Es geht allerdings nicht nur um den vermehrten Austausch, auch die Qualität muss stimmen. Direkte menschliche Interaktion bringt am meisten. Die Teams sollten intensiver miteinander kommunizieren, Daten teilen, kollaborieren und sich Feedback geben können. Kanban-Boards, ein tägliches Morgen-Meeting und andere agile Methoden sind allerdings nur die Basics einer Öffnung.
Wichtiger sind: ein Vorleben der Führungskräfte und Freiräume, beispielsweise die nicht zu unterschätzende Kaffeeküchen-Kreativität. Zudem sollten Banken ihre Strukturen öffnen und interne Karrierewechsel unterstützen. Wenn beispielsweise gestandene Kreditberater nach Jahren im Vertrieb automatisierte Kreditprozesse und Apps entwickeln wollen, ist das ein immenses Asset für die Banken, das sie fördern sollten.
Social Media und Veranstaltungen sind zudem nützliche Kanäle nach außen. Der Austausch mit externen Personen ist strategisch besonders wichtig, um wechselnden Anforderungen an eine Bank wahrzunehmen. Das Management sollte diesen Wandel hin zu einer offenen Firmenkultur deshalb zur Chefsache machen, denn er ist ein zentraler Baustein für die geschäftliche Weiterentwicklung.

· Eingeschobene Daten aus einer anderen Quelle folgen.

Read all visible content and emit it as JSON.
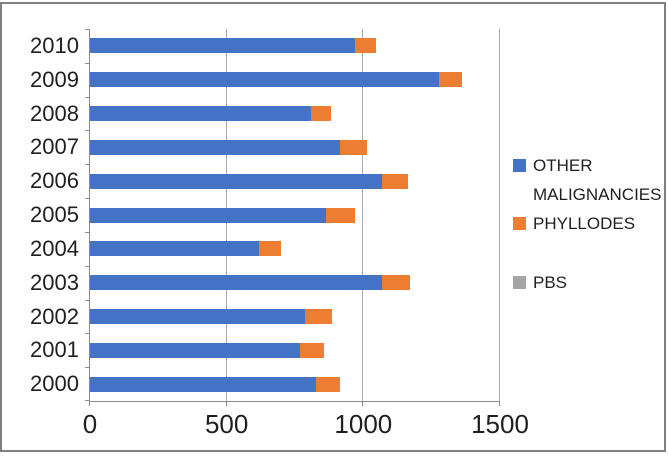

Offenheit als Universalhelfer
Offenheit, Vernetzung und Austausch helfen den Banken bei diversen Themen, die sie beschäftigen. Dazu gehört das Finden und Halten von Fachkräften, was zunehmend schwerer wird. Der Mensch ist ein soziales Wesen und braucht den Austausch mit anderen, um sich zurechtzufinden. Transparenz, auch extern, senkt Wechselprozesse, weil klar wird, dass das Gras auf der anderen Seite auch nicht grüner ist. Fachkräfte wissen in der Regel ohnehin, wie es im Markt aussieht und schätzen Institute mit einer offenen Kultur und funktionierenden Teams.
Darüber hinaus erleichtert Offenheit die interne Skalierung und Wiederverwendung. Ein Problem, das eine Abteilung gelöst hat, kann bankweit ausgerollt und reproduziert werden. Das ist in der Regel deutlich einfacher, als es wieder von Neuem zu entwickeln. Banken praktizieren das extern bereits, unter anderem in Form von Open-Banking- und Plattformstrategien.
Eine offene Firmenkultur macht Banken somit effizienter. Das zeigt sich auch in der Produktentwicklung. Zu häufig werden Apps oder andere IT-Items an den Anforderungen der Kunden vorbeientwickelt, weil Fach- und IT-Seite nicht Hand in Hand arbeiten und Austausch strategisch, organisatorisch und kulturell Standard ist. Wenn alle das Geschäft verstehen, sich unterhalten und in etablierten Teams arbeiten, werden Banken schneller und besser.
Fazit: Banken sollten sich auch künftig ihr Markenzeichen bewahren und Geheimnisse ihrer Kunden hüten, sich aber strategisch, wenn es um Innovationen und Effizienz geht, zu Open Companies entwickeln.